À ce jour, aucun autre homme n'est inquiété par la justice dans cette affaire. Pour expliquer la présence de sperme d'un membre de la famille sur la culotte, la thèse de l’imprégnation indirecte est avancée. C'est-à-dire que le sperme se serait trouvé sur un autre vêtement dans le panier à linge sale de la famille, et au moment où les parents ont mis la culotte de la petite fille dans le panier, le sperme se serait mélangé au sang déjà présent.
La preuve est sur le bureau du juge d'instruction depuis un an !" Eric Peclet, instituteur mis hors de cause du viol de la fillette.

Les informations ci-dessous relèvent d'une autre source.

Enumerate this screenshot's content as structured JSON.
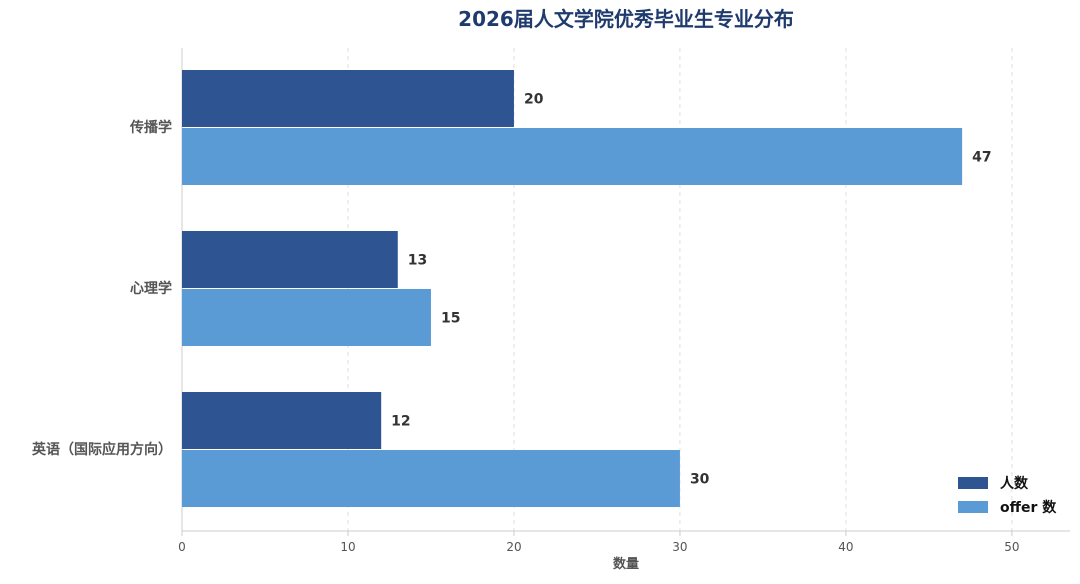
{
  "chart_data": {
    "type": "bar",
    "orientation": "horizontal",
    "title": "2026届人文学院优秀毕业生专业分布",
    "xlabel": "数量",
    "ylabel": "",
    "categories": [
      "传播学",
      "心理学",
      "英语（国际应用方向）"
    ],
    "series": [
      {
        "name": "人数",
        "values": [
          20,
          13,
          12
        ],
        "color": "#2e5491"
      },
      {
        "name": "offer 数",
        "values": [
          47,
          15,
          30
        ],
        "color": "#5b9bd5"
      }
    ],
    "xlim": [
      0,
      53.5
    ],
    "xticks": [
      0,
      10,
      20,
      30,
      40,
      50
    ],
    "grid": "x-dashed",
    "legend_position": "bottom-right",
    "data_labels": true
  },
  "colors": {
    "title": "#1f3b6e",
    "axis_text": "#555555",
    "value_label": "#333333",
    "grid": "#e0e0e0",
    "axis_line": "#cccccc"
  }
}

Une situation alarmante pour Eric Peclet comme pour son comité de soutien, qui compte près d'une quarantaine de personnes, dont d'autres enseignants. Ils ne comprennent pas qu'il n'y ait pas eu de nouvelles mises en examen alors que pour eux, la preuve de la culotte est indubitable. "Au regard de cette preuve accablante, indiscutable, de cette large tâche de sang mêlée à du sperme, nous pensions que la procédure irait vite, aujourd'hui cela fait un an et nous ne comprenons toujours pas pourquoi", s'insurge Claude Llorente, l'avocat d'Eric Peclet. Les deux hommes ont donc reproduit cette pièce à conviction qu'ils ont jointe à la lettre envoyée à la ministre et au défenseur des droits. "La preuve est sur le bureau du juge d'instruction depuis un an !" , insiste Eric Peclet.
Son comité de soutien était venu en nombre, parmi eux des instituteurs très inquiets pour l'avenir de la fillette. © Radio France - Lila Lefebvre
"L'instruction est toujours en cours, leur répond Eric Mathais, le procureur de la République de Dijon, il y a eu des investigations sous l'autorité du juge d'instruction, d'autres sont encore à venir". Procureur qui regrette que la temporalité de la justice soit sans cesse mise en cause : "Lors de la mise en examen de monsieur Peclet, on a crié à la précipitation, aujourd'hui on demande une procédure plus rapide ? Il faut laisser la justice travailler".
à lire Éric Mathais, procureur de la République de Dijon, est ce lundi l'invité de France Bleu Bourgogne
Ceci dit, le parquet reconnait que la situation est tendue au tribunal de Dijon, au lieu des quatre juges d'instruction nécessaires, jusqu'à il y a quinze jours il n'y avait qu'un magistrat en charge des dossiers.
Pas d'avocat spécifique pour la fillette
Ce cri d'alarme est partagé par l'association "Innocence en danger" , son avocate Maître Marie Grimaud s'exprimait dans le journal l'Express, elle s'insurge que dans ce procès l'avocate de la petite victime soit la même que celle de ses parents, "nous avons là un vrai problème de fonctionnement de la justice". Aujourd'hui, le père de la petite fille, qui fait partie des suspects reste partie civile et est donc défendu par le même avocat que sa fille.Maître Marie Grimaud déplore que sa demande de désigner un administrateur ad hoc, qui permettrait de fournir à la fillette un avocat propre, n'ait pas abouti. Au parquet on rétorque que la demande est encore à l'étude, et n'a fait l'objet d'aucun rejet.